Cerebral Palsy is never far from my mind, but then that’s not surprising, because Cerebral Palsy and being born premature are part of my life.
I hate how my life is continually governed by my condition, like not being able to make decisions so that I can plan ahead to go places, particularly on long journeys, parties, family functions, days out and holidays, doing the normal things for fear of putting myself out there and getting ill.
Another hate is being fatigued. Just going for a walk interferes with my ability to function normally. I hate that feeling of getting tired, losing concentration, tripping up and the cycle continues. I’m then left with brain fog. It literally takes a couple of hours for me to fully recover from a half hour walk.
Unfortunately, my frustrations are my family’s frustrations too and that makes it doubly frustrating for me because I know they’re irritated, I am tied to the condition and there’s nothing I can do about it and then I feel bad because I’m letting them down. Because the condition is also mild it also makes what I deal with more difficult, because it’s not like a broken leg where everyone notices and the sympathy’s automatically there.
I often find myself having to fight to find a place that fits in with everyone else, for them to be okay with what I deal with and find an acceptance on that.
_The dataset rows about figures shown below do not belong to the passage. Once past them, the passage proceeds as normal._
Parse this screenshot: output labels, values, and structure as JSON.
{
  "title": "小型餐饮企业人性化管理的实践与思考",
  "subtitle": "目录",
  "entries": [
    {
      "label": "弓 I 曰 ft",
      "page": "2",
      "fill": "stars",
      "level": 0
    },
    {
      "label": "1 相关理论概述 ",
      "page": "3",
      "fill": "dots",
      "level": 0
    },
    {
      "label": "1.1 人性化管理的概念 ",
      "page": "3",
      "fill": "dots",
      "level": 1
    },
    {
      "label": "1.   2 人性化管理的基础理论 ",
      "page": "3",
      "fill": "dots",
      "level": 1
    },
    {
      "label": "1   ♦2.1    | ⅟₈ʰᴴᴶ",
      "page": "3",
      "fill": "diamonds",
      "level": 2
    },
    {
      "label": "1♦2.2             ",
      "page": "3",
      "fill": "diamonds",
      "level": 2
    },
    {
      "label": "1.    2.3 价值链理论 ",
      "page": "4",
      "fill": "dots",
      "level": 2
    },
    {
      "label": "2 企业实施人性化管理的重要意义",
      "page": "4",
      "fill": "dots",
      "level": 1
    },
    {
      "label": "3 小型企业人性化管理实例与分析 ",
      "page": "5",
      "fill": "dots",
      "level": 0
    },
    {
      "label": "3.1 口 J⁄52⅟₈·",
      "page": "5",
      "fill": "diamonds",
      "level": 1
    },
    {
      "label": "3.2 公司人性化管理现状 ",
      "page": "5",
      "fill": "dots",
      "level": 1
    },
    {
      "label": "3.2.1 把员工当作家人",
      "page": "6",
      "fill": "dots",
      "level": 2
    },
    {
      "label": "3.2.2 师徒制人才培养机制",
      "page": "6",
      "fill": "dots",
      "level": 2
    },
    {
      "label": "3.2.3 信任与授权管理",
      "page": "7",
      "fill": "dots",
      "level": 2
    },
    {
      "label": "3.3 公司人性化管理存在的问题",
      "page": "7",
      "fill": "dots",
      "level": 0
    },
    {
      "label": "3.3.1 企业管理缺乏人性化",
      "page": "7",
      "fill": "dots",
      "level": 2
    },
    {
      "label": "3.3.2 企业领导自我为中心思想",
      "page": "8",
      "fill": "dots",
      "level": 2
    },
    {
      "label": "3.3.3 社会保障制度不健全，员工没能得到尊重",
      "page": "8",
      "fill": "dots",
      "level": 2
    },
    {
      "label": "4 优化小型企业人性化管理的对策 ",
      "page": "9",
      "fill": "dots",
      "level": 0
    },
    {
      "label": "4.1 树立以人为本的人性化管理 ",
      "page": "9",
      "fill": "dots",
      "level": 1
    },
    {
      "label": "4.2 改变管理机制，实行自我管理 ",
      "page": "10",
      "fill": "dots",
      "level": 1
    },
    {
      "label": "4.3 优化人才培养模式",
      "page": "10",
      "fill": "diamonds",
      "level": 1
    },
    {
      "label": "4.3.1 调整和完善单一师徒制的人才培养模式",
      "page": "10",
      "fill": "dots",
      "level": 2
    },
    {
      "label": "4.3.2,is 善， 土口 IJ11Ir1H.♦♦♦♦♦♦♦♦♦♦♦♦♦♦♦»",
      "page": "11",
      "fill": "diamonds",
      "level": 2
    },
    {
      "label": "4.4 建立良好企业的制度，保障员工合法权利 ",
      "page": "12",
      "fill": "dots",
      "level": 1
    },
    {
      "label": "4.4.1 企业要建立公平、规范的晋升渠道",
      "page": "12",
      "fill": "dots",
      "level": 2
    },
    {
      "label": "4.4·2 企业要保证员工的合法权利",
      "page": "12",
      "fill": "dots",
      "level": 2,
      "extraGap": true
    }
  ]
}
On a happier note, I was looking at some old photographs of me as a child and although the tell tale signs of my physical disabilities were clearly visible in the photographs, I didn’t seem too perturbed by the symptoms I never knew I had.
My smile in the photographs tell a different story. I believe reflection saved me from the depths of despair and some very low moments of everything I had to deal with, including my physical and neurological difficulties.